生餌の方が口に合うだろうと、猫缶を餌に選んだ。缶詰めを取り出そうと戸棚に近付くだけで、「ご飯だ!」と寄ってくる。そうして、目を細めながらハグハグと実に美味しそうに食べている。座っている後ろ姿をじっと見ていると、微妙に傾いて見える。左右対称でないからだ。肩の所、左の肋骨等、触ってみると、不自然に飛び出ている。車にはねられたのか何かで骨折した後だ。自然にミーコの野良生活に思いは飛んだ。

  仕事場の周辺は、目付きの悪い黒猫や中型犬と間違えそうな大猫や、ブタ猫等、野良猫のスラム街とも言えるような所だった。路上駐車は至る処で見られるし、車の往来も多かったので、運悪く事故に遭ったのかも知れない。数いる野良猫達とミーコは対等に渡り合うことが出来ていたのだろうか。どう考えてもミーコは新参者だから、周囲の風当たりも強かっただろう。それが証拠に、この痩せ方。他の野良猫は案外栄養が足りているようなのに、ミーコだけがガリガリだった。近所には猫おばさんがいるという噂だったから、その餌をみんな食べてたんだろうな。ミーコはそのおこぼれを時々貰う程度だったのかも知れない。。

 

  子猫のミャーも拾われた時、ガリガリで目ばっかり大きかった。子猫の鳴き声が小さく聞こえるので、私が応えると車の下からのそのそ出て来たのである。あれは夏の夜、訪ねた先での出来事だった。大人しく抱っこされて嫌がらなかったので、元は家猫だと思われた。母さん猫が近くにいないかと、探したが見付からないし、捨て猫のようなので、私は連れ帰った。

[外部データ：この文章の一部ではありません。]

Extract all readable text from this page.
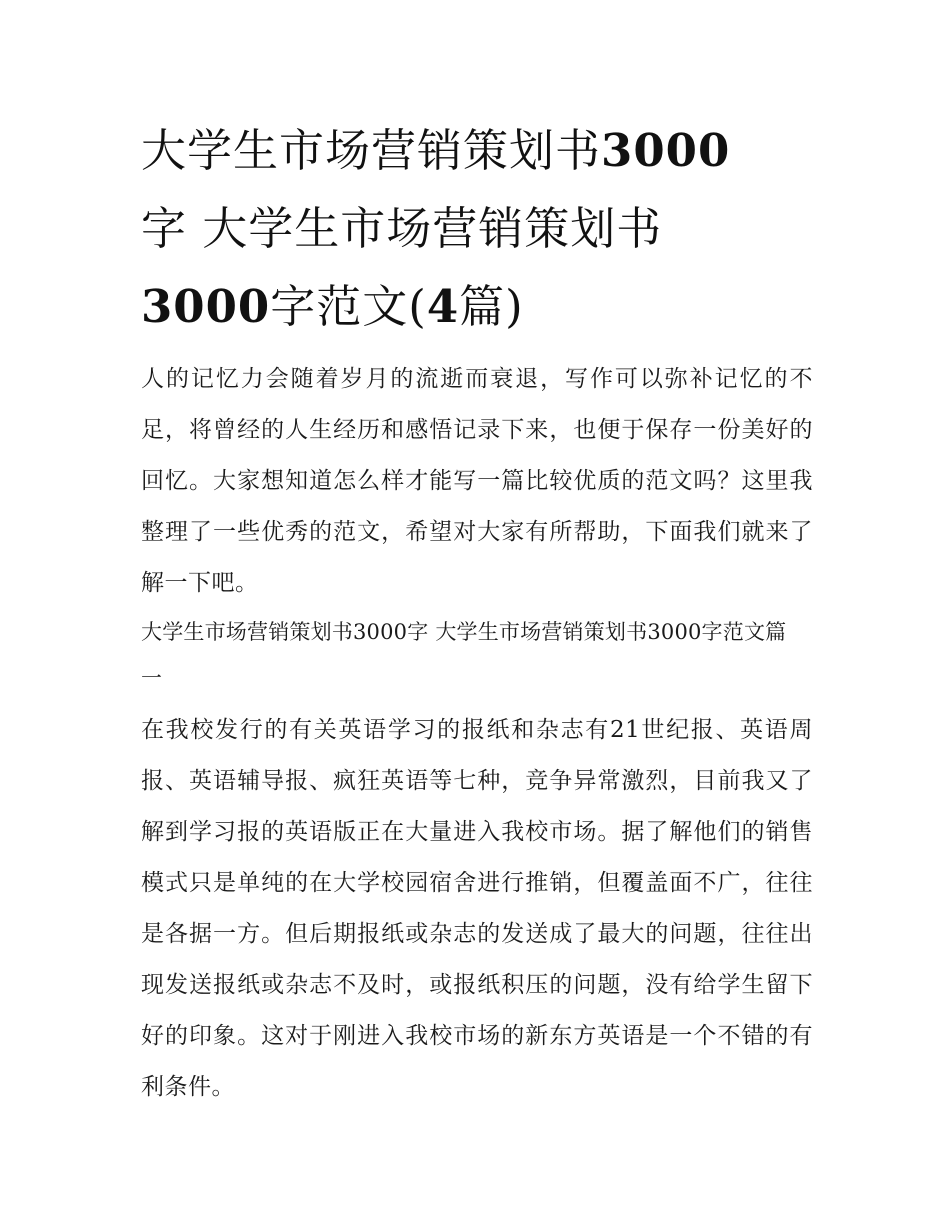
大学生市场营销策划书3000
字 大学生市场营销策划书
3000字范文(4篇)

人的记忆力会随着岁月的流逝而衰退，写作可以弥补记忆的不足，将曾经的人生经历和感悟记录下来，也便于保存一份美好的回忆。大家想知道怎么样才能写一篇比较优质的范文吗？这里我整理了一些优秀的范文，希望对大家有所帮助，下面我们就来了解一下吧。

大学生市场营销策划书3000字 大学生市场营销策划书3000字范文篇一

在我校发行的有关英语学习的报纸和杂志有21世纪报、英语周报、英语辅导报、疯狂英语等七种，竞争异常激烈，目前我又了解到学习报的英语版正在大量进入我校市场。据了解他们的销售模式只是单纯的在大学校园宿舍进行推销，但覆盖面不广，往往是各据一方。但后期报纸或杂志的发送成了最大的问题，往往出现发送报纸或杂志不及时，或报纸积压的问题，没有给学生留下好的印象。这对于刚进入我校市场的新东方英语是一个不错的有利条件。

 すっかり我が家になじんだ頃、リボンのようなものがミャーのお尻から出ているのを見た時はぞっとした。無知だった私は寄生虫の事など思いつかず、遊んでいた薄いリボンを丸呑みしたと勘違いしたからだ。

  猫に詳しい友人に相談すると、「それは虫よ」と教えられた。紹介されたナカマ獣医に、早速電話をかけた。

  薬を貰って一旦寄生虫の駆除は出来たが、次の卵を産み付ける前に薬を飲ませないと、完全な駆除にならないので、時間を置いてまた飲ませないといけないらしい。また、虫によって効く薬が違うので、他の虫がいないかどうか、しばらくミャーの便の様子を良く観察するようにとのお医者さんの言葉だった。

  薬を飲ませれば、簡単に便と共に虫が出ると思っていたが、実際はすごく大変で、ミャーは長い虫をひきずりながら、部屋の中を駆け回り、大荒れだった。何メートルもあるような成虫だったので、気持ち悪さはこの上ないことだっただろう。

  家猫として生れたが、飼って貰えず捨てられたミャーは、私に出会うまでの期間、蛙やトカゲ、ミミズなどを狩して命をつないでいたのだ。

  虫騒ぎを通して、幼いミャーが野良で生きることがいかに大変だったか、私にも見えてきた。お腹いっぱいになど、なることはなかったであろう。ちょっぴりの虫を食べ、後は水を飲んでいたに違いない。乾いた場所で気持良くねむることなど、毎日望めることではなかったろう。私の前で見せているように、お腹を出して安心しきって眠ることなどなかったであろう。

  ミャーが野良時代を生き延びてくれて良かった、と心から思った。何でも食べて、寄生虫が湧くような物でも食べて、とにかく生きていてくれて良かった…と。

 

  そんな事を思い出し、今ここにこうしているミーコとの縁の不思議さを思った。ミーコのお腹を撫でると、乳首が手に触り、なんか撫でにくい。女だからか、経産婦だからか。「ねえミーコ、お前、好きな人はいたの?赤ちゃんを産んだことはあるの?」大人の女同士ならではの質問も出来るというものである。